Recently I've been looking for a good heavy-light decomposition code I can just copy-paste and continue to live happily. To my greatest disappointment, I didn't find one and had to write my own.

First, there's this blog explaining what HLD is http://blog.anudeep2011.com/heavy-light-decomposition/, but it doesn't contain full code. Also it uses LCA for queries, which is absolutely unnecessary and complicates things too much.

Second, there's this implementation https://sites.google.com/site/indy256/algo/heavy_light. OK, complete working code, and it doesn't use LCA. But it has too many arrays. Way too many! Also it's mixed with segment tree code, and I'd rather separate the logic.

Third, there's this post http://apps.topcoder.com/forums/?module=Thread&threadID=796128&start=0&mc=8. So far the best looking code, but it has only LCA method and no path query handling, which is the point of HLD. So, I refined the code and added missing parts.

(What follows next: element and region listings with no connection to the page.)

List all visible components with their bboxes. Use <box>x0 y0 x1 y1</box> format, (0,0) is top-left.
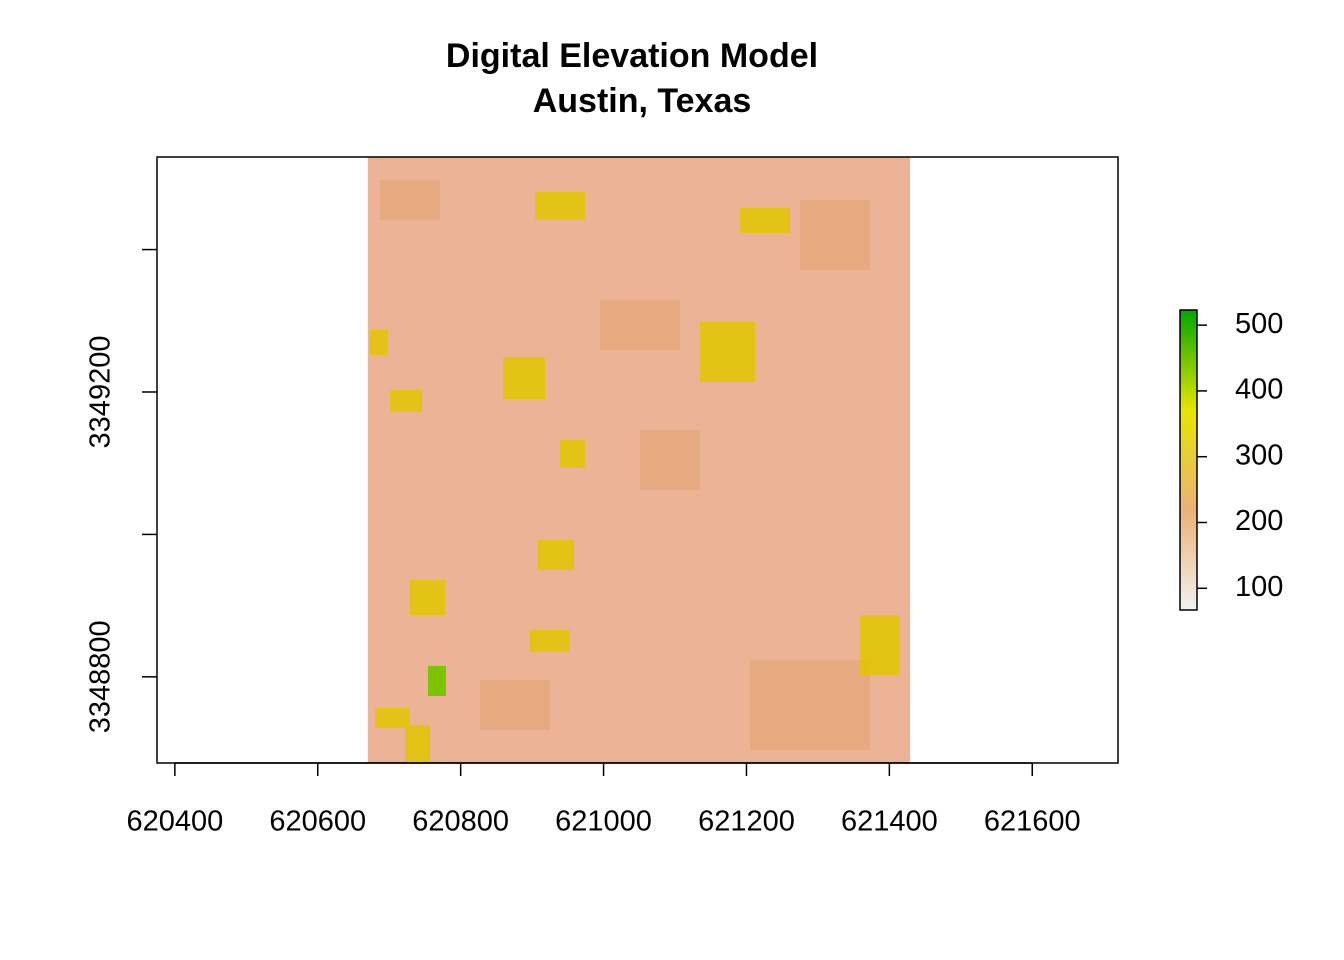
raster-texture <box>370 180 900 763</box>
patch <box>503 357 545 399</box>
patch <box>405 725 430 763</box>
colorbar-tick-label: 200 <box>1235 505 1283 537</box>
colorbar-tick-label: 400 <box>1235 374 1283 406</box>
patch <box>750 660 870 750</box>
patch <box>480 680 550 730</box>
patch <box>800 200 870 270</box>
patch <box>740 208 790 233</box>
patch <box>390 390 422 412</box>
patch <box>560 440 585 468</box>
chart-subtitle: Austin, Texas <box>533 82 752 120</box>
y-tick-label: 3348800 <box>85 620 117 733</box>
patch <box>640 430 700 490</box>
x-tick-label: 621400 <box>841 806 938 838</box>
patch <box>370 330 388 355</box>
x-tick-label: 621600 <box>984 806 1081 838</box>
tall-building-patches <box>370 192 900 763</box>
patch <box>375 708 410 728</box>
colorbar-tick-label: 100 <box>1235 571 1283 603</box>
x-tick-label: 620800 <box>412 806 509 838</box>
x-tick-label: 621200 <box>698 806 795 838</box>
y-tick-label: 3349200 <box>85 336 117 449</box>
patch <box>700 322 755 382</box>
patch <box>600 300 680 350</box>
patch <box>428 666 446 696</box>
patch <box>538 540 574 570</box>
colorbar <box>1179 309 1198 611</box>
patch <box>535 192 585 220</box>
chart-title: Digital Elevation Model <box>446 37 818 75</box>
colorbar-tick-label: 300 <box>1235 439 1283 471</box>
x-tick-label: 620600 <box>269 806 366 838</box>
x-tick-label: 620400 <box>126 806 223 838</box>
colorbar-tick-label: 500 <box>1235 308 1283 340</box>
patch <box>530 630 570 652</box>
patch <box>410 580 445 615</box>
building-patches <box>380 180 870 750</box>
patch <box>860 615 900 675</box>
patch <box>380 180 440 220</box>
x-tick-label: 621000 <box>555 806 652 838</box>
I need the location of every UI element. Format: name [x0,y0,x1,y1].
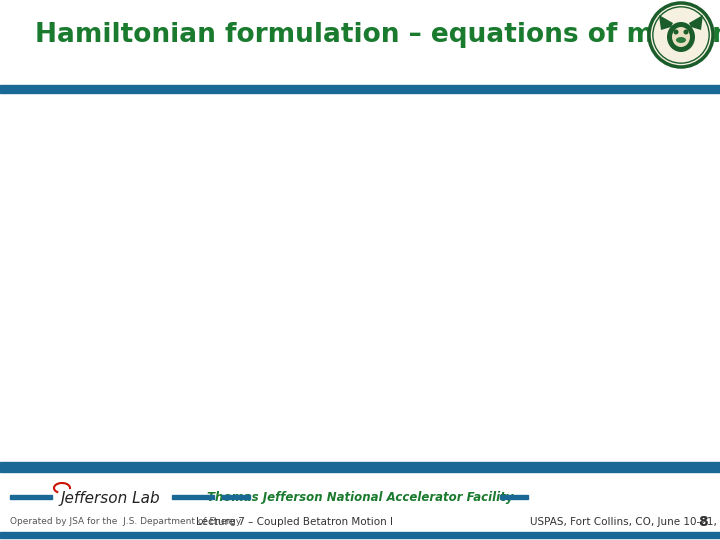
Circle shape [649,3,713,67]
Circle shape [683,30,688,35]
Circle shape [673,30,678,35]
Text: USPAS, Fort Collins, CO, June 10-21, 2013: USPAS, Fort Collins, CO, June 10-21, 201… [530,517,720,527]
Ellipse shape [676,37,686,43]
Bar [10,495,52,499]
Ellipse shape [667,22,695,52]
Text: Operated by JSA for the  J.S. Department of Energy: Operated by JSA for the J.S. Department … [10,517,241,526]
Text: Hamiltonian formulation – equations of motion: Hamiltonian formulation – equations of m… [35,22,720,48]
Polygon shape [659,15,673,30]
Polygon shape [689,15,703,30]
Bar [222,495,250,499]
Bar [172,495,214,499]
Text: Lecture 7 – Coupled Betatron Motion I: Lecture 7 – Coupled Betatron Motion I [197,517,394,527]
Bar [0,462,720,472]
Text: Jefferson Lab: Jefferson Lab [60,490,160,505]
Ellipse shape [672,27,690,47]
Bar [500,495,528,499]
Bar [0,85,720,93]
Text: 8: 8 [698,515,708,529]
Bar [0,532,720,538]
Text: Thomas Jefferson National Accelerator Facility: Thomas Jefferson National Accelerator Fa… [207,491,513,504]
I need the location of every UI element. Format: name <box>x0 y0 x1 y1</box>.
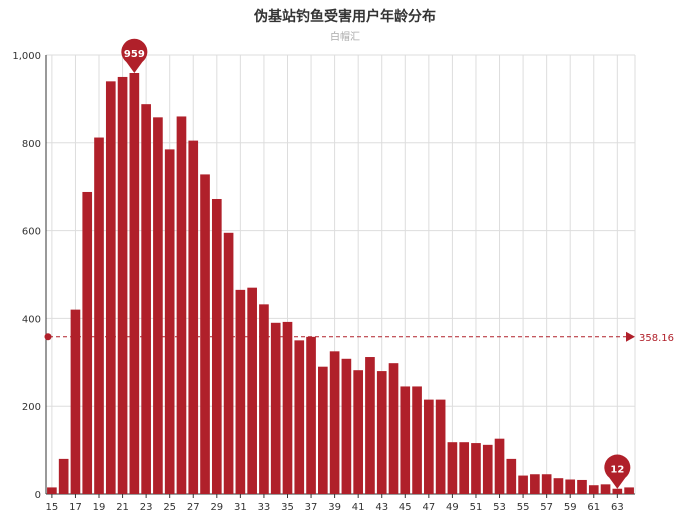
x-tick-label: 43 <box>375 502 388 513</box>
x-tick-label: 57 <box>540 502 553 513</box>
bar[interactable] <box>600 484 611 494</box>
bar[interactable] <box>247 287 257 494</box>
bar[interactable] <box>82 191 93 494</box>
x-tick-label: 15 <box>46 502 59 513</box>
x-tick-label: 39 <box>328 502 341 513</box>
bar[interactable] <box>141 104 151 494</box>
bar[interactable] <box>176 116 187 495</box>
markpoint-label: 12 <box>610 465 624 476</box>
x-tick-label: 17 <box>69 502 82 513</box>
x-tick-label: 35 <box>281 502 294 513</box>
bar[interactable] <box>471 443 481 494</box>
bar[interactable] <box>223 232 234 495</box>
x-tick-label: 47 <box>422 502 435 513</box>
markpoint-label: 959 <box>124 49 145 60</box>
bar[interactable] <box>353 370 363 494</box>
x-tick-label: 31 <box>234 502 247 513</box>
x-tick-label: 41 <box>352 502 365 513</box>
bar[interactable] <box>482 444 493 494</box>
bar[interactable] <box>541 474 552 494</box>
bar[interactable] <box>376 371 387 494</box>
bar[interactable] <box>459 442 470 494</box>
bar[interactable] <box>400 386 411 494</box>
chart-title: 伪基站钓鱼受害用户年龄分布 <box>254 9 436 25</box>
bar[interactable] <box>329 351 340 494</box>
markpoint-pin <box>121 38 148 73</box>
y-tick-label: 0 <box>35 490 41 501</box>
markpoint-pin <box>604 454 631 489</box>
x-tick-label: 37 <box>305 502 318 513</box>
bar[interactable] <box>530 474 540 494</box>
y-tick-label: 800 <box>22 139 41 150</box>
bar[interactable] <box>365 357 375 494</box>
bar[interactable] <box>129 72 140 495</box>
x-tick-label: 51 <box>470 502 483 513</box>
x-tick-label: 45 <box>399 502 412 513</box>
x-tick-label: 55 <box>517 502 530 513</box>
y-tick-label: 200 <box>22 402 41 413</box>
x-tick-label: 61 <box>587 502 600 513</box>
bar[interactable] <box>435 399 446 494</box>
bar[interactable] <box>447 442 458 494</box>
bar[interactable] <box>94 137 104 495</box>
bar[interactable] <box>294 340 305 494</box>
y-tick-label: 400 <box>22 314 41 325</box>
bar[interactable] <box>164 149 175 494</box>
bar[interactable] <box>270 322 281 494</box>
bar[interactable] <box>577 479 587 494</box>
bar[interactable] <box>318 366 328 494</box>
x-tick-label: 21 <box>116 502 129 513</box>
average-line-start-dot <box>44 333 52 341</box>
bar[interactable] <box>200 174 210 494</box>
bar[interactable] <box>494 438 505 494</box>
y-tick-label: 600 <box>22 227 41 238</box>
bar[interactable] <box>188 140 199 495</box>
average-line-arrow <box>626 331 635 342</box>
bar[interactable] <box>211 198 222 494</box>
bar[interactable] <box>58 458 69 494</box>
x-tick-label: 59 <box>564 502 577 513</box>
bar[interactable] <box>612 488 623 494</box>
x-tick-label: 27 <box>187 502 200 513</box>
x-tick-label: 63 <box>611 502 624 513</box>
chart-subtitle: 白帽汇 <box>330 32 360 43</box>
bar[interactable] <box>117 76 128 494</box>
bar[interactable] <box>553 478 564 494</box>
bar[interactable] <box>235 289 246 494</box>
x-tick-label: 23 <box>140 502 153 513</box>
bar[interactable] <box>588 485 599 494</box>
bar[interactable] <box>424 399 434 494</box>
bar[interactable] <box>259 304 269 494</box>
bar[interactable] <box>47 487 57 494</box>
bar[interactable] <box>565 479 576 494</box>
x-tick-label: 33 <box>258 502 271 513</box>
bar[interactable] <box>282 321 293 494</box>
x-tick-label: 53 <box>493 502 506 513</box>
bar[interactable] <box>624 487 634 494</box>
bar[interactable] <box>105 81 116 494</box>
average-line-label: 358.16 <box>639 333 674 344</box>
bar[interactable] <box>153 117 163 494</box>
x-tick-label: 49 <box>446 502 459 513</box>
bar[interactable] <box>70 309 81 494</box>
bar[interactable] <box>388 363 399 494</box>
bar[interactable] <box>412 386 422 494</box>
bar[interactable] <box>306 336 316 494</box>
x-tick-label: 25 <box>163 502 176 513</box>
y-tick-label: 1,000 <box>12 51 41 62</box>
x-tick-label: 19 <box>93 502 106 513</box>
bar[interactable] <box>518 475 528 494</box>
bar[interactable] <box>341 358 352 494</box>
bar[interactable] <box>506 458 517 494</box>
x-tick-label: 29 <box>210 502 223 513</box>
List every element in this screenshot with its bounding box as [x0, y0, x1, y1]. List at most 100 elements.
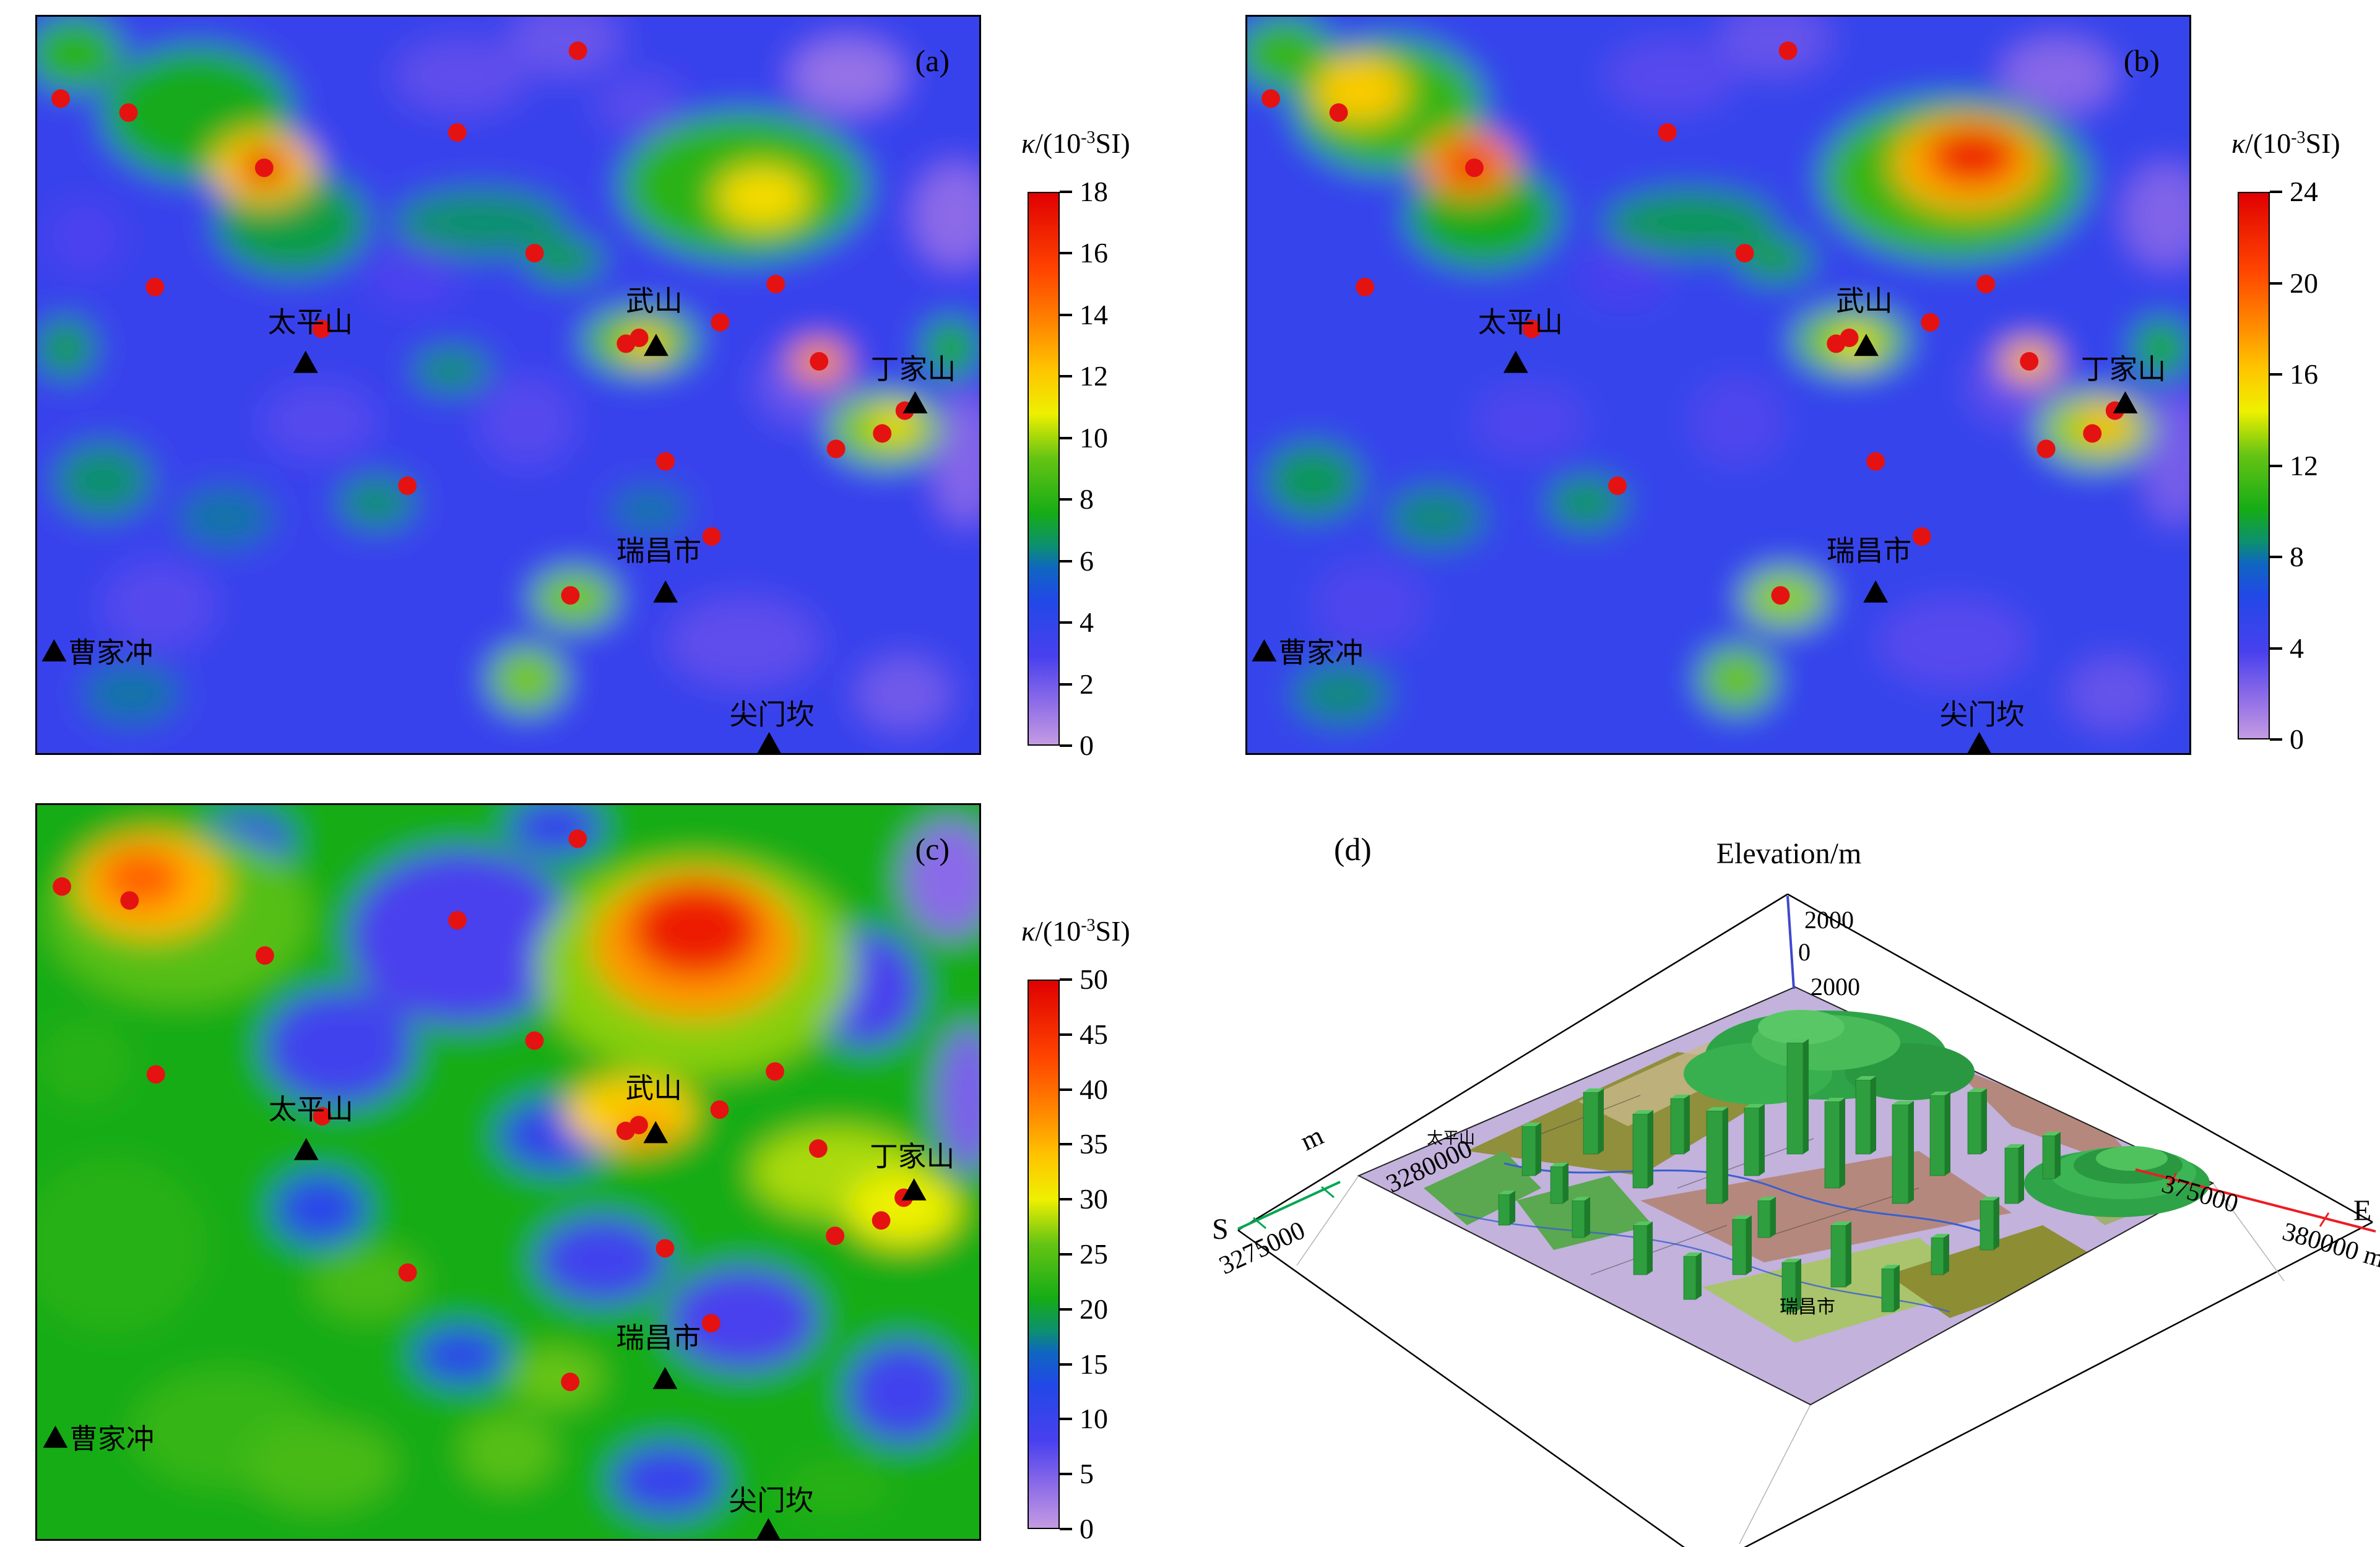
tick-dash-icon [1060, 191, 1072, 193]
tick-value: 40 [1080, 1073, 1108, 1105]
place-label: 丁家山 [2081, 353, 2166, 385]
panel-b-label: (b) [2123, 43, 2160, 78]
south-axis-ticks [1253, 1186, 1335, 1230]
survey-stations [51, 41, 914, 605]
susceptibility-field [37, 805, 979, 1539]
tick-value: 12 [1080, 360, 1108, 392]
tick-dash-icon [1060, 1143, 1072, 1146]
survey-point-dot [1522, 319, 1541, 338]
triangle-marker-icon [757, 731, 781, 753]
colorbar-tick: 10 [1060, 1403, 1108, 1434]
map-place-label: 太平山 [1427, 1129, 1475, 1147]
colorbar-c: κ/(10-3SI) 50 45 40 35 30 25 20 15 10 5 0 [1021, 915, 1232, 1547]
survey-point-dot [51, 89, 70, 108]
tick-value: 8 [2290, 541, 2304, 572]
tick-value: 20 [1080, 1293, 1108, 1325]
survey-point-dot [656, 1239, 675, 1258]
tick-dash-icon [1060, 1033, 1072, 1036]
tick-value: 15 [1080, 1348, 1108, 1380]
triangle-marker-icon [644, 334, 669, 356]
colorbar-tick: 4 [1060, 607, 1094, 638]
place-label: 丁家山 [870, 1141, 954, 1173]
colorbar-tick: 4 [2270, 633, 2304, 664]
elevation-tick-bottom: 2000 [1811, 973, 1860, 1001]
triangle-marker-icon [902, 391, 928, 414]
tick-value: 20 [2290, 267, 2318, 299]
survey-point-dot [1976, 275, 1996, 294]
colorbar-tick: 45 [1060, 1019, 1108, 1050]
colorbar-tick: 12 [2270, 450, 2318, 481]
tick-dash-icon [1060, 1418, 1072, 1421]
colorbar-gradient [1028, 980, 1060, 1529]
survey-point-dot [710, 1100, 729, 1119]
east-axis [2135, 1168, 2376, 1233]
colorbar-tick: 0 [1060, 730, 1094, 761]
survey-point-dot [568, 829, 587, 848]
triangle-marker-icon [293, 1137, 319, 1160]
survey-point-dot [120, 891, 139, 910]
terrain-highland [1684, 1010, 1975, 1105]
colorbar-tick: 14 [1060, 299, 1108, 330]
panel-d-label: (d) [1334, 832, 1372, 868]
tick-value: 8 [1080, 483, 1094, 515]
colorbar-tick: 6 [1060, 546, 1094, 577]
tick-dash-icon [2270, 556, 2282, 558]
tick-dash-icon [2270, 282, 2282, 285]
survey-point-dot [1778, 41, 1798, 60]
survey-point-dot [826, 1226, 845, 1246]
survey-point-dot [1658, 123, 1677, 142]
tick-dash-icon [1060, 1198, 1072, 1201]
map-outline [1357, 986, 2215, 1406]
tick-dash-icon [2270, 191, 2282, 193]
tick-dash-icon [1060, 683, 1072, 686]
tick-value: 4 [2290, 632, 2304, 664]
survey-point-dot [2020, 352, 2039, 371]
survey-point-dot [630, 1116, 648, 1134]
elevation-tick-mid: 0 [1798, 938, 1811, 966]
triangle-marker-icon [1252, 639, 1277, 661]
tick-value: 0 [2290, 723, 2304, 755]
colorbar-tick: 0 [1060, 1514, 1094, 1545]
tick-value: 5 [1080, 1458, 1094, 1490]
survey-point-dot [1329, 103, 1348, 122]
tick-dash-icon [2270, 373, 2282, 376]
tick-value: 12 [2290, 449, 2318, 481]
heatmap-b-map: 太平山 武山 丁家山 瑞昌市 曹家冲 尖门坎 [1247, 17, 2189, 753]
tick-value: 18 [1080, 176, 1108, 207]
tick-dash-icon [1060, 978, 1072, 981]
triangle-marker-icon [2113, 391, 2138, 414]
colorbar-tick: 2 [1060, 669, 1094, 700]
triangle-marker-icon [1854, 334, 1879, 356]
survey-point-dot [701, 1314, 720, 1333]
colorbar-tick: 40 [1060, 1074, 1108, 1105]
survey-point-dot [448, 911, 467, 930]
tick-value: 50 [1080, 963, 1108, 995]
frame-guides [1296, 1175, 2285, 1545]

The code is probably too simple to explain it, but not well tested yet. Graph can be represented for example as vector<vector<int>>. I use single segment tree for all the chains. Creating separate trees makes code harder to read and also slower (at least in my experiment). For a good segment tree implementation you can look here: http://codeforces.com/blog/entry/18051.

template <class T, int V>
class HeavyLight {
  int parent[V], heavy[V], depth[V];
  int root[V], treePos[V];
  SegmentTree<T> tree;

  template<class G>
  int dfs(const G& graph, int v) {
    int size = 1, maxSubtree = 0;
    for (int u : graph[v]) if (u != parent[v]) {
      parent[u] = v;
      depth[u] = depth[v] + 1;
      int subtree = dfs(graph, u);
      if (subtree > maxSubtree) heavy[v] = u, maxSubtree = subtree;
      size += subtree;
    }
    return size;
  }

  template <class BinaryOperation>
  void processPath(int u, int v, BinaryOperation op) {
    for (; root[u] != root[v]; v = parent[root[v]]) {
      if (depth[root[u]] > depth[root[v]]) swap(u, v);
      op(treePos[root[v]], treePos[v] + 1);
    }
    if (depth[u] > depth[v]) swap(u, v);
    op(treePos[u], treePos[v] + 1);
  }

public:
  template <class G>
  void init(const G& graph) {
    int n = graph.size();
    fill_n(heavy, n, -1);
    parent[0] = -1;
    depth[0] = 0;
    dfs(graph, 0);
    for (int i = 0, currentPos = 0; i < n; ++i)
      if (parent[i] == -1 || heavy[parent[i]] != i)
        for (int j = i; j != -1; j = heavy[j]) {
          root[j] = i;
          treePos[j] = currentPos++;
        }
    tree.init(n);
  }

  void set(int v, const T& value) {
    tree.set(treePos[v], value);
  }

  void modifyPath(int u, int v, const T& value) {
    processPath(u, v, [this, &value](int l, int r) { tree.modify(l, r, value); });
  }

  T queryPath(int u, int v) {
    T res = T();
    processPath(u, v, [this, &res](int l, int r) { res.add(tree.query(l, r)); });
    return res;
  }
};